Another thing to think about: hyperparameter settings for base learners are generally different from the ensemble. This is because the hyperparameters have a big influence on bias-variance tradeoff. So generally, we tune hyperparameters to lower bias (and higher variance). Note the number of trees itself is a hyperparameter.

Bagging

Bagging is actually short for Bootstrap Aggregating. We create many base learners, same algorithm, with a single training set. Most commonly used with decision trees as base learners, but can be others too.

The idea of bagging: given a training set of length \(n\), generate a bunch of random subsamples with size \(n'\) (usually equal to \(n\)), sampling with replacement. This means we can have duplicates of points in our subsamples! The purpose of this is to increase variety along our base learners, so we don’t have identical ones. Points chosen multiple times will be given extra weight- specifically, j times as much weight as a point chosen once. Of course, some points won’t be chosen at all.

Specifically, for decision trees, a point sampled \(j\) times will be given \(j\) times its weight in entropy. For SVMs, a point sampled \(j\) times incurs \(j\) times as big a penalty in the SVM objective function (if it violates the margin). For regression, if a point got chosen \(j\) times, then it incurs \(j\) times as much loss.

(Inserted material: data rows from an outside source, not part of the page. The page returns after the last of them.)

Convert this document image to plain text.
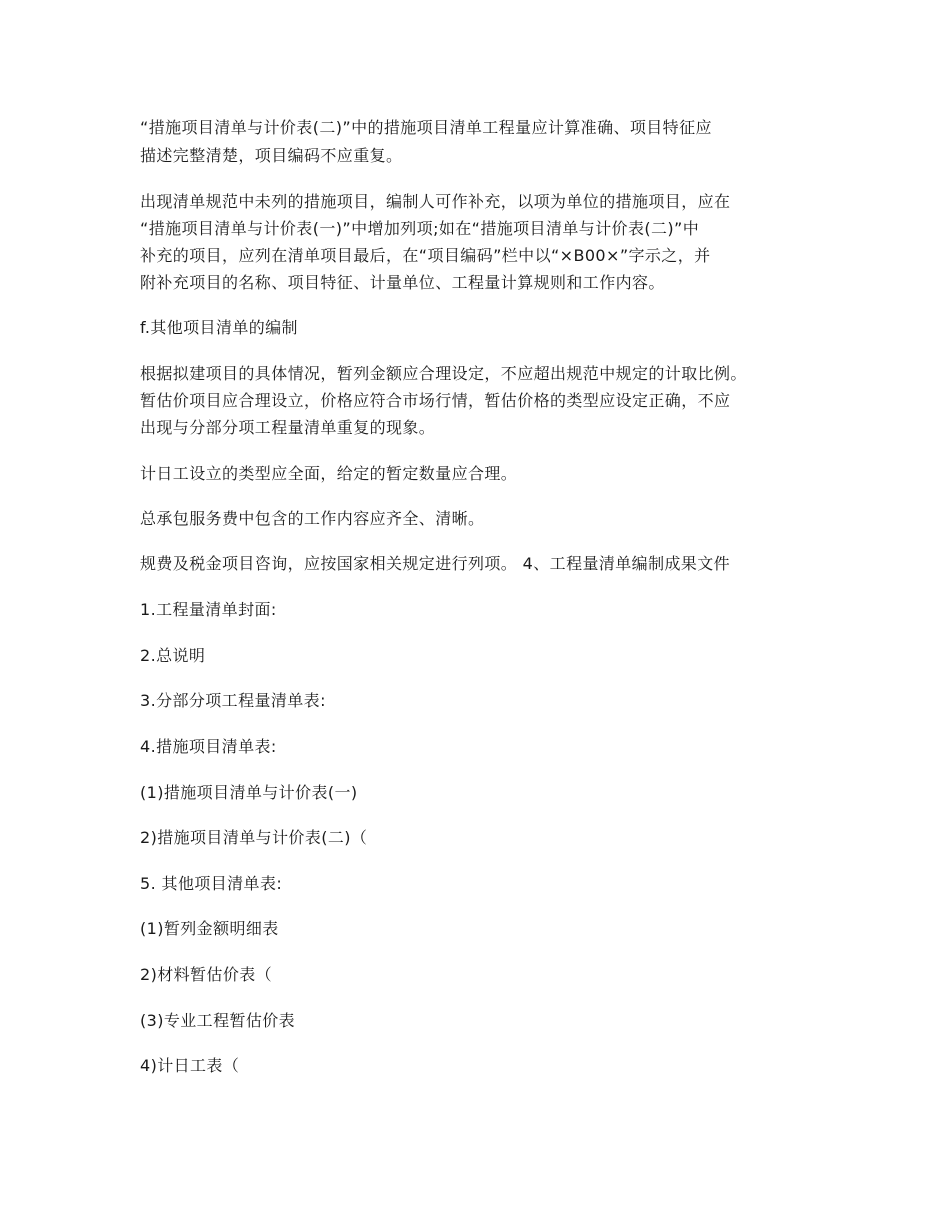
“措施项目清单与计价表(二)”中的措施项目清单工程量应计算准确、项目特征应
描述完整清楚，项目编码不应重复。
出现清单规范中未列的措施项目，编制人可作补充，以项为单位的措施项目，应在
“措施项目清单与计价表(一)”中增加列项;如在“措施项目清单与计价表(二)”中
补充的项目，应列在清单项目最后，在“项目编码”栏中以“×B00×”字示之，并
附补充项目的名称、项目特征、计量单位、工程量计算规则和工作内容。
f.其他项目清单的编制
根据拟建项目的具体情况，暂列金额应合理设定，不应超出规范中规定的计取比例。
暂估价项目应合理设立，价格应符合市场行情，暂估价格的类型应设定正确，不应
出现与分部分项工程量清单重复的现象。
计日工设立的类型应全面，给定的暂定数量应合理。
总承包服务费中包含的工作内容应齐全、清晰。
规费及税金项目咨询，应按国家相关规定进行列项。 4、工程量清单编制成果文件
1.工程量清单封面:
2.总说明
3.分部分项工程量清单表:
4.措施项目清单表:
(1)措施项目清单与计价表(一)
2)措施项目清单与计价表(二)（
5. 其他项目清单表:
(1)暂列金额明细表
2)材料暂估价表（
(3)专业工程暂估价表
4)计日工表（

So we train \(T\) learners to form a metalearner: the learner that combines the base learner predictions on a test point in some way- average or majority, depending on the purpose.

Random Forests

Random forests are bagging with decision trees, and the extra randomization of these decision trees. The idea: random sampling with replacement isn’t random enough for our purposes. We want to reduce the chance further that no two base learners overfit in the same way and thus resemble each other. Sometimes, we just have predictors that are just really strong- this results in the same features split at the top of every tree. For example, in 1990, more than half of all spam emails concerned Viagra. Thus even with random sampling, our dataset will still have way too much Viagra, so that’ll be the split feature at the top node of each tree. So averaging doesn’t reduce variance much.

So what we want to do is force more variation into trees so that when we take the average we end up with less variance. At each tree node, we take a random sample of \(m\) of our \(d\) features. Then only consider those \(m\) features as a possible split feature. We must do a different feature sample at EACH tree node. \(m \approx \sqrt{d}\) works well for classification. This will give us definite variety for trees. For regression, however, we probably want more features to consider, so \(m \approx \frac{d}{3}\) might be better. Of course, \(m\) is a hyperparameter, so we find the best one with validation- but the given ones are good starting points. When \(m\) is smaller, we impose more randomness in trees, resulting in less correlated (less similar) base trees. However, smaller \(m\) means more bias; we can counter this by making the trees deeper.

Note that through using this random subset selection, random forests inherently implement dimensionality reduction, as some features will probably end up not being used.

How many decision trees to use? Again, another hyperparameter. Generally, though, as number of trees increase, test error generally tends to go down asymptotically. However, more trees means more expensiveness- will take much longer. Also, it really loses its interpretability.

Note

A variation on random forests is to generate \(m\) random multivariate splits. This means \(m\) different oblique lines, or even quadratic boundaries. Then they look at, like, 50 of them, and choose the best split among them. We basically take the average of a bunch of different conic section boundaries.